The words of the hymn are by English writer Isaac Watts, based on Psalm 98, 96:11-12 and Genesis 3:17-18. The song was first published in 1719 in Watts’ collection The Psalms of David: Imitated in the language of the New Testament, and applied to the Christian state and worship. The paraphrase is Watts’ Christological interpretation. Consequently, he does not emphasize with equal weight the various themes of Psalm 98. In stanzas 1 and 2 Watts writes of heaven and earth rejoicing at the coming of the King. An interlude that depends more on Watts’ interpretation than the psalm text, stanza 3 speaks of Christ’s blessings extending victoriously over the realm of sin. The cheerful repetition of the non-psalm phrase “far as the curse is found” has caused this stanza to be omitted from some hymnals. But the line makes joyful sense when understood from the New Testament eyes through which Watts interprets the psalm. Stanza 4 celebrates Christ’s rule over the nations.”. The nations are called to celebrate because God’s faithfulness to the house of Israel has brought salvation to the world.

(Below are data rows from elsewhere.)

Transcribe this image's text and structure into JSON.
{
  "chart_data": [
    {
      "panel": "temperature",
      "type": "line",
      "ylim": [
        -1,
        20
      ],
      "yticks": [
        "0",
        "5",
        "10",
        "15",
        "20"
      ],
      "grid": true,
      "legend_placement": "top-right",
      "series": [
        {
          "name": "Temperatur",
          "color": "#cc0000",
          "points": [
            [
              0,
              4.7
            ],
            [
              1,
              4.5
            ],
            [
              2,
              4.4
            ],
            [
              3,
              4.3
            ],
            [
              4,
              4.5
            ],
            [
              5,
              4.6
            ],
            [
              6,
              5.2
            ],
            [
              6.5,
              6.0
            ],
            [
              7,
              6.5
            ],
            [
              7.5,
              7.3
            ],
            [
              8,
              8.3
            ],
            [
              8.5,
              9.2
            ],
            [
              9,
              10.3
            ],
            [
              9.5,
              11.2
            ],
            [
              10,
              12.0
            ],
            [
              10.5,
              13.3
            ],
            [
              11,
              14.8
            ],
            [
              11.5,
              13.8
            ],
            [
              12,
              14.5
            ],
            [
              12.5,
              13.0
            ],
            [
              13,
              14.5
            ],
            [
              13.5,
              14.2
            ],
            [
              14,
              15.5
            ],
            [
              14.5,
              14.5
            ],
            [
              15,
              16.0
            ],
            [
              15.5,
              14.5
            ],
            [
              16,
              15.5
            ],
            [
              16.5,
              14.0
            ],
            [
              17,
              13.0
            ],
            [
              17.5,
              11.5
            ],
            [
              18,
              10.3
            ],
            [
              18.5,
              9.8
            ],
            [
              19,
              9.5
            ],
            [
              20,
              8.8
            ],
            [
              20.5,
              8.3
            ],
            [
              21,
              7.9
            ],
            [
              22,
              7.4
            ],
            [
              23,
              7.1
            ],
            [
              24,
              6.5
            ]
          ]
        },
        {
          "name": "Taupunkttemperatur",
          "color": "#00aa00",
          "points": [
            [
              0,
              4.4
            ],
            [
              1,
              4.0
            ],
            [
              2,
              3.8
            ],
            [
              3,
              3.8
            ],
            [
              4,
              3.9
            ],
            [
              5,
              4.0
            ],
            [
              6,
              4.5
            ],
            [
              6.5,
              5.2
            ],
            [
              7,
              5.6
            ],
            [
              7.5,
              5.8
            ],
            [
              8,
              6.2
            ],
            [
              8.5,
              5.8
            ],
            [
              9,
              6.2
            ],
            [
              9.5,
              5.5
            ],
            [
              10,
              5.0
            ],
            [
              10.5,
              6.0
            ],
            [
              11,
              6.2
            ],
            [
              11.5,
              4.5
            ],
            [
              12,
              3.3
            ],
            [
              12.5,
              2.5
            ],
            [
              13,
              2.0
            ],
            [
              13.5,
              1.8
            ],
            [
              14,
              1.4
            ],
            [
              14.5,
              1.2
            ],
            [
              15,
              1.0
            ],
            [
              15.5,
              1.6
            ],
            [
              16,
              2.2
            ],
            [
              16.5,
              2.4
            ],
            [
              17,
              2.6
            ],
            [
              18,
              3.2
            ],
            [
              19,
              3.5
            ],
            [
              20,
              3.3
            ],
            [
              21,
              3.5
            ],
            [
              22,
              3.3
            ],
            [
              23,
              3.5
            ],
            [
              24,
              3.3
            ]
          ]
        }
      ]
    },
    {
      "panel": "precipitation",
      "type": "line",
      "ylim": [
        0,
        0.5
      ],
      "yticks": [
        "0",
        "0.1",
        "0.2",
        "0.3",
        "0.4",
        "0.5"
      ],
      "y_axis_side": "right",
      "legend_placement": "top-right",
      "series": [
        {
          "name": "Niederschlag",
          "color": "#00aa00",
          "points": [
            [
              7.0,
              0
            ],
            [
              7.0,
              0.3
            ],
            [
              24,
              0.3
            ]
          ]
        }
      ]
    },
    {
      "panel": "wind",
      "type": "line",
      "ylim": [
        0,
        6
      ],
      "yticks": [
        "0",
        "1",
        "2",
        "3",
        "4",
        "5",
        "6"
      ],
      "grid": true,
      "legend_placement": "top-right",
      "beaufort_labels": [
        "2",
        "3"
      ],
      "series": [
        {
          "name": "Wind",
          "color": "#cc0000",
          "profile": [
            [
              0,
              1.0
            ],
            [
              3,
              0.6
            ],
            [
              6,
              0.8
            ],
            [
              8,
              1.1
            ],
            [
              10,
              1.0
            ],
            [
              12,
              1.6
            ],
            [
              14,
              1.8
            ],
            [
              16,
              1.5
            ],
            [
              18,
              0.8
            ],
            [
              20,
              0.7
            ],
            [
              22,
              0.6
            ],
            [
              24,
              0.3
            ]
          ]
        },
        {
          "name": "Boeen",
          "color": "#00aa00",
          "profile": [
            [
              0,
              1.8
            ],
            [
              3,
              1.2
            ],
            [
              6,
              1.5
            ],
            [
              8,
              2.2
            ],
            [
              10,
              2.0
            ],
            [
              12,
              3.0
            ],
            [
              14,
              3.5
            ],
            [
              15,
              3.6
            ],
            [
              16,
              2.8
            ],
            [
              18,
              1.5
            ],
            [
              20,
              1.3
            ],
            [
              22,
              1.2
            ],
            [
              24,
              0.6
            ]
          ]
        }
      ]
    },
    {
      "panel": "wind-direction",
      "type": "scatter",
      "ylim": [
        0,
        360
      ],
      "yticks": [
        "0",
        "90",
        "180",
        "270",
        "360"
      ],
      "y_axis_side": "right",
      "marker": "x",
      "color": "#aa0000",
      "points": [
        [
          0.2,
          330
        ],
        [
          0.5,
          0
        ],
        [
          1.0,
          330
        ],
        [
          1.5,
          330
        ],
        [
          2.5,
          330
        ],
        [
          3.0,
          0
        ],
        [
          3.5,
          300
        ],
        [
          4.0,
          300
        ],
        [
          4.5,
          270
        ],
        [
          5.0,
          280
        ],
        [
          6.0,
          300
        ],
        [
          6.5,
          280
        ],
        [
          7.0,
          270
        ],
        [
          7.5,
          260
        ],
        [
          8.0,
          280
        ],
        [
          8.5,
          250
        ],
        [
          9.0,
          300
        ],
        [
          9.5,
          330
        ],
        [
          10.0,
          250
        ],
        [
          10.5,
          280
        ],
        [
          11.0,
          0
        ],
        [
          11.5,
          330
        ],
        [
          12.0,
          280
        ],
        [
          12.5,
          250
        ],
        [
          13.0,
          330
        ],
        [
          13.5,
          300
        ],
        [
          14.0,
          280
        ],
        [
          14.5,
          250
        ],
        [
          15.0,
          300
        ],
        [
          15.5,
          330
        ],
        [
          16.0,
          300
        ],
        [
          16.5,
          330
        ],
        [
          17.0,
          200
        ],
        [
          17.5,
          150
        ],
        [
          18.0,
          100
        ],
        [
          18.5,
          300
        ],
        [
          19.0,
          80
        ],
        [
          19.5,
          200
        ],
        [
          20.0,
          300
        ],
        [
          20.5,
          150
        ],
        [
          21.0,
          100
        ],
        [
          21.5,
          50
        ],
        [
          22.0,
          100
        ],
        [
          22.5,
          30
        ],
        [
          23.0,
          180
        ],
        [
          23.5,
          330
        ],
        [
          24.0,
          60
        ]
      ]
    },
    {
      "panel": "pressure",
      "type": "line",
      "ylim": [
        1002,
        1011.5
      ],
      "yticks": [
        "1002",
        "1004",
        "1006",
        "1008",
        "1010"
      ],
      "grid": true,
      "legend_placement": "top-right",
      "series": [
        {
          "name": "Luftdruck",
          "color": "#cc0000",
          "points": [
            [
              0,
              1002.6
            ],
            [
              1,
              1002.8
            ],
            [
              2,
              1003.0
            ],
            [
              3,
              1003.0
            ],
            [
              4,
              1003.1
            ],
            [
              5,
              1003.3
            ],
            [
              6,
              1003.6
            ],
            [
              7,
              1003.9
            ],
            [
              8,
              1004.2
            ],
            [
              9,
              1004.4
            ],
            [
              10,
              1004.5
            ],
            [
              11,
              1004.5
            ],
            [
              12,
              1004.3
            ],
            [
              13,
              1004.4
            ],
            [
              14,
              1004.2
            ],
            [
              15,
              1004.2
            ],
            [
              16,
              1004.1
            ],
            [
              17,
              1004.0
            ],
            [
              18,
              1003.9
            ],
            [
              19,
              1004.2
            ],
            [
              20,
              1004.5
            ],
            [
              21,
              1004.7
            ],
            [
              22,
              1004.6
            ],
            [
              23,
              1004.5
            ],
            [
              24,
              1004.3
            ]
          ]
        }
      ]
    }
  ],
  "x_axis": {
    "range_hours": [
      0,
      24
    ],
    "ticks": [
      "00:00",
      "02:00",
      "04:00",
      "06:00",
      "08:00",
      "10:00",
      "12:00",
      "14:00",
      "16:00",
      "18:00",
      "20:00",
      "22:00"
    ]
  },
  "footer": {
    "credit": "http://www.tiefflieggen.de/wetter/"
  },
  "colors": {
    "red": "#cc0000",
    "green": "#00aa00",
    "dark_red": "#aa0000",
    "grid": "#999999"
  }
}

Watts’ 1719 preface says the verses “..are fitted to the Tunesof the Old PSALM-BOOK” and includes the instruction “sing all entitled COMMON METER”. In the late 1700’s Joy to the World was printed together with music several times.

The version of this carol usually heard today is from the edition by Lowell Mason for The National Psalmist (Boston, 1848), his fourth revision of the tune he named ANTIOCH and attributed as “arranged from Handel”. This tune has the first four notes in common with the chorus Lift Up Your Heads from Messiah (premiered 1742), and the third line recalls the ariso Comfort Ye from the same oratorio, but this resemblance is dismissed as ‘chance resemblance’ by Handel scholars today. A 1986 article by John Wilson showed ANTIOCH‘s close resemblance to a predecessor titled COMFORT and associated With Weley’s hymn “O Joyful Sound”, with one publication firmly dated 1833, three years earlier than Mason’s first version.